Eileen Agar (1899-1991)
Happy Breakfast, 1937
Oil on board
30 x 19.5 cm
Argentinian-born Agar had studied in London under sculptor Leon Underwood in 1924 before attending the Slade School of Fine Art in London from 1925-26. In 1928 she moved to Paris to study under Czech painter František Foltýn. There, she recalled seeing a painting by Max Ernst in a gallery window, and remembered, ‘It was in a party in another gallery at around the same time that I met André Breton, who introduced me to Paul Éluard’. 1
In 1936 Agar was selected by Henry Moore, Roland Penrose and critic Herbert Read to be included in the first International Surrealist Exhibition, held in London. The following year, she was invited by Penrose to join him at his brother’s house in Cornwall was what he called, ‘a sudden surrealist invasion. Paul Éluard and Nusch were the first to arrive and the last to leave. Herbert Read, Eileen Agar and Joseph Bard were there with Mesens and of course Max Ernst and Leonora.’2
Agar recalled, ‘it was a delightful Surrealist house party that July, with Roland taking the lead, ready to turn the slightest encounter into an orgy… The Surrealists were always supposed to be such immoral monsters, but I for one did not go to bed with everybody who asked me. When would I have had time to paint?’ 3 The group reconvened later that summer, staying with Dora Maar and Picasso in Mougins, France, where Agar painted this work.
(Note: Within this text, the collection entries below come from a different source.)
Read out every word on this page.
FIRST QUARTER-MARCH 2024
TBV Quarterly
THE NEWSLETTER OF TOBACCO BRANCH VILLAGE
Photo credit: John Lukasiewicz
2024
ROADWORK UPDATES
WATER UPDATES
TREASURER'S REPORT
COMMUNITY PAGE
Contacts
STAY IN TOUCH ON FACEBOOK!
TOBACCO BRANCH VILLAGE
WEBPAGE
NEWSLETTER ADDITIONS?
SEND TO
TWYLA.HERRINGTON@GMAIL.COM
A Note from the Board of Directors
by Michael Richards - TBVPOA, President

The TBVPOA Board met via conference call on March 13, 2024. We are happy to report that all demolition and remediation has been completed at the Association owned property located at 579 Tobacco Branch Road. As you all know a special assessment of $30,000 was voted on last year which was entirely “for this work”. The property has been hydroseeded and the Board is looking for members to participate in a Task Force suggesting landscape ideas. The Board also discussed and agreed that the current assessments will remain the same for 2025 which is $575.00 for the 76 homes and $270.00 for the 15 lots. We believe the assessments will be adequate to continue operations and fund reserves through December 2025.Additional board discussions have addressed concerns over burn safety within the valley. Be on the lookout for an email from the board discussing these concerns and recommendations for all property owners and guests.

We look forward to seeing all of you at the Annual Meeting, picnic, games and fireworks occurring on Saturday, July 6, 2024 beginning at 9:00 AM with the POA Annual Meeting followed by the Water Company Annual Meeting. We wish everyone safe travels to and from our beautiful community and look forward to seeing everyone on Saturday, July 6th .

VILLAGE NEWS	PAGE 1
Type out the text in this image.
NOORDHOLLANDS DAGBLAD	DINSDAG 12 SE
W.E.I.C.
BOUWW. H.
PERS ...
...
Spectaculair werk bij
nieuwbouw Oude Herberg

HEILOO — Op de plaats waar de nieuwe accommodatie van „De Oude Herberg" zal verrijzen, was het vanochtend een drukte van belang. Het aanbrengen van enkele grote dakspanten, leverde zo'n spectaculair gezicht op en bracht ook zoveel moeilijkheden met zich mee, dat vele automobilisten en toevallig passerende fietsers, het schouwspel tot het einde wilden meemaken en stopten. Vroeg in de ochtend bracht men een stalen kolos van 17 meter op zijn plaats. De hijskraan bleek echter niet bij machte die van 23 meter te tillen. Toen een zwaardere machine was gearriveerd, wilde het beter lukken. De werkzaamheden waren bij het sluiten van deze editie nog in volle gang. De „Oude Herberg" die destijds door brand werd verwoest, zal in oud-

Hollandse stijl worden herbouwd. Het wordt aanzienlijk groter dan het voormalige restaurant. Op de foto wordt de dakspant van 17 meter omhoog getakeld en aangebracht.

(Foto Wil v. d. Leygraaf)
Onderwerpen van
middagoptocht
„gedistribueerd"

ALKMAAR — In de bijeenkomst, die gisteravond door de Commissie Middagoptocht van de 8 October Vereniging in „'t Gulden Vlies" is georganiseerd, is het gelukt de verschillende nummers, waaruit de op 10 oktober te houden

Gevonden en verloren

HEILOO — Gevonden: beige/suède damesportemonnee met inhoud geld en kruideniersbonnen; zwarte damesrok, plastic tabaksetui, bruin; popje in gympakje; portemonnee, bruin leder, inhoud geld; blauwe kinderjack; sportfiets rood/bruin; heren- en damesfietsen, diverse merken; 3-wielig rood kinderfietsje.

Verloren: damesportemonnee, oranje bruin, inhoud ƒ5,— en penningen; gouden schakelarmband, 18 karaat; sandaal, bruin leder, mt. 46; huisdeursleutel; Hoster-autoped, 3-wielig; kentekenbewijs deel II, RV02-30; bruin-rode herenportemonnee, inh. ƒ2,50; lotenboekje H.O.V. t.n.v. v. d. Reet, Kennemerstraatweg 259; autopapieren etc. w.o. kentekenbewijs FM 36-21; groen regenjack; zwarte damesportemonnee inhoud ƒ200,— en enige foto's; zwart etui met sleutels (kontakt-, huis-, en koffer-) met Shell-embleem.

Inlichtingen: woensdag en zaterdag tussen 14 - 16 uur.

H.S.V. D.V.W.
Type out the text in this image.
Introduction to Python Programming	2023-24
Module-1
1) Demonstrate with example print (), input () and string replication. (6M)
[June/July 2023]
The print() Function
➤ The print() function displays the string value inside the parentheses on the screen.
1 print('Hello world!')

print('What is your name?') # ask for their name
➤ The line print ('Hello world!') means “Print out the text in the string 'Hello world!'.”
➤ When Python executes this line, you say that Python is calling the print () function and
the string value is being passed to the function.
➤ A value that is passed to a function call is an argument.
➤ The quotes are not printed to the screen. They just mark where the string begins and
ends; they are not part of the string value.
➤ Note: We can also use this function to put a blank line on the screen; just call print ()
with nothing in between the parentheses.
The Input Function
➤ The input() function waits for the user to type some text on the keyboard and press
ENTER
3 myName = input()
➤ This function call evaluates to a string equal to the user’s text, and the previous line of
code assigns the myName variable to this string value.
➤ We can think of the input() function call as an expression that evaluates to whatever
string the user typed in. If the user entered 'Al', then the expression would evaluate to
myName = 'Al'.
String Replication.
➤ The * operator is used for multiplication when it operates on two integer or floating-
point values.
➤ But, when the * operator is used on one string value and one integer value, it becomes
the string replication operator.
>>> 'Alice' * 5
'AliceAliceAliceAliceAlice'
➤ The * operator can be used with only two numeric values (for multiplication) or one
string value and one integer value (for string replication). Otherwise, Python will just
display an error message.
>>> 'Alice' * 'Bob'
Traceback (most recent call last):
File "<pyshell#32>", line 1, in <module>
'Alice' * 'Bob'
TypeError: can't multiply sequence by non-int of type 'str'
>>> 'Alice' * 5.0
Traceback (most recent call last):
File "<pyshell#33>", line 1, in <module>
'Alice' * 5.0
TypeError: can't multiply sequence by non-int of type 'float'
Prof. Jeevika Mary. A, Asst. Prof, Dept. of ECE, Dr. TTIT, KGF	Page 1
The painting is constructed like a collage, with fragments of different materials depicted in paint, most obviously the red and white chequered table cloth. The painting is dominated by two heads in profile, a recurring motif for Agar who included four profile heads in the 1933-4 The Autobiography of an Embryo, and made three collages featuring profiles in the years surround the creation of Happy Birthday; Precious Stones 1936, Collage Head 1937 and Butterfly Bride 1937. Happy Birthday also reflects in paint Agar’s use of found marine objects in her work, featuring a large blue starfish to the bottom left of the canvas. In 1939 she painted Fish Circus, a watercolour composition that features a real starfish, found while beachcombing, pinned into the centre of the canvas, and made Marine Object, a sculptural assemblage topped by a starfish.
1. Eileen Agar, A Look at my Life, (London: Methuen, 1988), p. 87
2. Roland Penrose, Scrap Book 1900-1981 (London: Thames & Hudson, 1981), p.107
3. Agar, A Look at my Life, p.133
Provenance:
Purchased from the artist at the 1964 exhibition by Lord Croft;
Purchased at Christie’s, London, 4 June 1999 by Jeffrey Sherwin
Exhibition History:
London, Brook Street Gallery, Eileen Agar Retrospective Exhibition of Paintings and Collages 1930-64, October-November 1964, no.5.
London, Commonwealth Art Gallery, Eileen Agar Retrospective Exhibition, September-October 1971, no.12.
Edinburgh, Scottish National Gallery of Modern Art, Eileen Agar 1899 – 1991, A Centenary Exhibition, 1 December 1999- 27 February 2000, travelling to Leeds, Leeds Art Gallery, March – 30 April 2000.
Middlesbrough, MIMA, British Surrealism & Other Realities: The Sherwin Collection, 23 May – 17 August 2008.
Leeds, Leeds Art Gallery, British Surrealism in Context: A Collector’s Eye, 10 July – 1 November 2009, p.111
Literature:
Eileen Agar: 1899-991 A Centenary Exhibition, exhibition catalogue, Scottish National Gallery of Modern Art, 1999, by Ann Simpson et al., cat. no. 42.
British Surrealism in Context: A Collector’s Eye, exhibition catalogue, Leeds Art Gallery, 2009, (eds. Silvano Levy and Tanja Pirsig-Marshall), p.111.